I am building a basic Image Classification Project. However, my data set is a dictionary of labels as keys and respective images as values. {'label_name1': ['imagepath1', 'imagepath2',....], 'label_name2': ['imagepath1', 'image2path',....],....}

How can I preprocess this kind of data set and later on use it in a Sequential Classification Model.

Go For Pro
  • 115
  • 1
  • 8

1 Answers1

0

You can separate the dictionary into 2 parallel lists with some for loops.

data = {
    'label_name1': ['path1', 'path2'],
    'label_name2': ['path3', 'path4']
}
train_images, train_labels = [], []

for label in data:
    for image in data[label]:
        train_images.append(image)
        train_labels.append(label)

print(train_images) # ['path1', 'path2', 'path3', 'path4']
print(train_labels) # ['label_name1', 'label_name1', 'label_name2', 'label_name2']
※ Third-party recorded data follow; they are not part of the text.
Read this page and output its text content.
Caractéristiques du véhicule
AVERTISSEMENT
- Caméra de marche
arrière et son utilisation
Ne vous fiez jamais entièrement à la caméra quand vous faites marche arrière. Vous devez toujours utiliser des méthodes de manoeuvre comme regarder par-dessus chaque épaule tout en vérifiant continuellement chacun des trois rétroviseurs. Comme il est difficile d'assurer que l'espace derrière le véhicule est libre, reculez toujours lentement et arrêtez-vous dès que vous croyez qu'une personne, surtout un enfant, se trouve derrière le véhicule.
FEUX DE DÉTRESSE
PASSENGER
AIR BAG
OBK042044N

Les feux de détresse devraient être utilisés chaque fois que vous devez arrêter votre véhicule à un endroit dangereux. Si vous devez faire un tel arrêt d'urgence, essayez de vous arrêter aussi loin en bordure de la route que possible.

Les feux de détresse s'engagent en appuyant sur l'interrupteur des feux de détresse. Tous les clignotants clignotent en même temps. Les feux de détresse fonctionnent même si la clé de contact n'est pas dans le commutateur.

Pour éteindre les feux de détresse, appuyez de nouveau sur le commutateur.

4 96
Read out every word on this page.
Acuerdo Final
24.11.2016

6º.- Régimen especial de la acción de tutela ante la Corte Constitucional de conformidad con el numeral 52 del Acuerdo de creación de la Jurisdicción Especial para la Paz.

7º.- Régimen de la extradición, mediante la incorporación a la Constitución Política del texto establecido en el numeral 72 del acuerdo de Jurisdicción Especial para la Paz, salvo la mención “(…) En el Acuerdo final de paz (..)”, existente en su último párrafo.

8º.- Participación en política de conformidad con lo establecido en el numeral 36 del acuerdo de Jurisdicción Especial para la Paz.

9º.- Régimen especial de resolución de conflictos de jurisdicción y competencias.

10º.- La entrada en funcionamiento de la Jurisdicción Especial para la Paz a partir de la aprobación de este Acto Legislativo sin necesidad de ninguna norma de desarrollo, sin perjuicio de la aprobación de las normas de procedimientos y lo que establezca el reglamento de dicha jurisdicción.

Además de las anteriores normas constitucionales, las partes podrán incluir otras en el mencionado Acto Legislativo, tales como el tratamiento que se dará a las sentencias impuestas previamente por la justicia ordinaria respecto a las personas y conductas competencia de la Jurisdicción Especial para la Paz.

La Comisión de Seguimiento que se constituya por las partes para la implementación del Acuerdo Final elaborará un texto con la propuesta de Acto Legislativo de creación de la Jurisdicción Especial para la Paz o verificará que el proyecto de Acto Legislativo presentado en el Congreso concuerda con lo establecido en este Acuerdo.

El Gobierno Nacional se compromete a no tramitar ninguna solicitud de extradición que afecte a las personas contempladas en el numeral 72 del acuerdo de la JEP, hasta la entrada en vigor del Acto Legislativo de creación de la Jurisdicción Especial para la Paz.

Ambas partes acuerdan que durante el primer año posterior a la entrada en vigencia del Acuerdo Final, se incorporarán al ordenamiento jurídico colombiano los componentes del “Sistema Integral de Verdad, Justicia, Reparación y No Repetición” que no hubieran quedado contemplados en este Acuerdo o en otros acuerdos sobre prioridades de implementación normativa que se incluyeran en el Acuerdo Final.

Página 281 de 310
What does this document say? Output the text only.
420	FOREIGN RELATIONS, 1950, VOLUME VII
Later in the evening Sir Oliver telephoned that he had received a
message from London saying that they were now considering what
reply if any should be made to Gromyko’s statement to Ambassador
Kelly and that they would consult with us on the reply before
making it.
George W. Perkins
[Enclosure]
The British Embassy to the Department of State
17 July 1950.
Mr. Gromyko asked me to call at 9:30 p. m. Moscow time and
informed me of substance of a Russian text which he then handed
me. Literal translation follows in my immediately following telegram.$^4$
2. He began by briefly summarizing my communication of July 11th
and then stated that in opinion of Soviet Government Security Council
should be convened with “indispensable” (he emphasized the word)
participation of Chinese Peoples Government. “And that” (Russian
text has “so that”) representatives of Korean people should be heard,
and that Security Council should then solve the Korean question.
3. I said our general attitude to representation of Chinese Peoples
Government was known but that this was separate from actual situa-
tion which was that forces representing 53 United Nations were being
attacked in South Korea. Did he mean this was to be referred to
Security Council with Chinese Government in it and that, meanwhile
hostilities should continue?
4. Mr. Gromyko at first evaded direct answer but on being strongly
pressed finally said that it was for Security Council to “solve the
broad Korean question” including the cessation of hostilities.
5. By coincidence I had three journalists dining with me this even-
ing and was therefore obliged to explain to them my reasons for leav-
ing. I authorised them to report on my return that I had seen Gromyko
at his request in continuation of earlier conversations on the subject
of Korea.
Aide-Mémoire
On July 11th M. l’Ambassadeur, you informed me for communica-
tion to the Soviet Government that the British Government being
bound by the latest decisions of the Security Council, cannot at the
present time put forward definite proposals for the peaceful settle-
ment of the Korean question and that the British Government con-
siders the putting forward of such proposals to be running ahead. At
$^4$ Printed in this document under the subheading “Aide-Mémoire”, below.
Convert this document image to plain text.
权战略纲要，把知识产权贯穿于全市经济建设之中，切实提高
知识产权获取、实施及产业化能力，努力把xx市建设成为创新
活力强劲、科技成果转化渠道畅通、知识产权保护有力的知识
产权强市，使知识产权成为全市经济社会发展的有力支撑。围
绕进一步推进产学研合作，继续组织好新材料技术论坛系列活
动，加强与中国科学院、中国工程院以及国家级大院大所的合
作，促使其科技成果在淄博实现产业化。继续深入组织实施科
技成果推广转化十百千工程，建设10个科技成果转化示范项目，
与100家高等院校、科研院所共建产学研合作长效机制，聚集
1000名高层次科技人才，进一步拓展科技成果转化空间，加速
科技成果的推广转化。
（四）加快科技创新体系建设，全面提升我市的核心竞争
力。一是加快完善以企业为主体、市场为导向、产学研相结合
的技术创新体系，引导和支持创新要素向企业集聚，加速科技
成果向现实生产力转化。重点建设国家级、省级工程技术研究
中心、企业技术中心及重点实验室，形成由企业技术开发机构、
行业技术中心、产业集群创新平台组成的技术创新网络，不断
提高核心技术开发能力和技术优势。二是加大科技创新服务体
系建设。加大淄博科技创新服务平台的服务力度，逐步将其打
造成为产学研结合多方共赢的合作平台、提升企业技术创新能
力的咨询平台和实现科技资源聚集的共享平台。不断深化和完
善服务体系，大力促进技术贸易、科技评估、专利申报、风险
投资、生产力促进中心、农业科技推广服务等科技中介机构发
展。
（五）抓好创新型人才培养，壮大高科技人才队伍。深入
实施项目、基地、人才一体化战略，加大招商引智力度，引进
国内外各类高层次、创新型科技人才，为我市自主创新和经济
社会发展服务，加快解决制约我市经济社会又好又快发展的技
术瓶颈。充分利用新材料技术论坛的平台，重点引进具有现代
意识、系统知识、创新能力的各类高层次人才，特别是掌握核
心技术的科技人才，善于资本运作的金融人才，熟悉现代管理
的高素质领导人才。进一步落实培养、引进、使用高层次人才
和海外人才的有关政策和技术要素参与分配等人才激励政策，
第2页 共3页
Bonus: You can then shuffle the images and labels in parallel by zipping the lists together.

from random import shuffle
temp = list(zip(train_images, train_labels))
shuffle(temp)
train_images, train_labels = [list(i) for i in zip(*temp)]

print(train_images) # ['path3', 'path2', 'path1', 'path4']
print(train_labels) # ['label_name2', 'label_name1', 'label_name1', 'label_name2']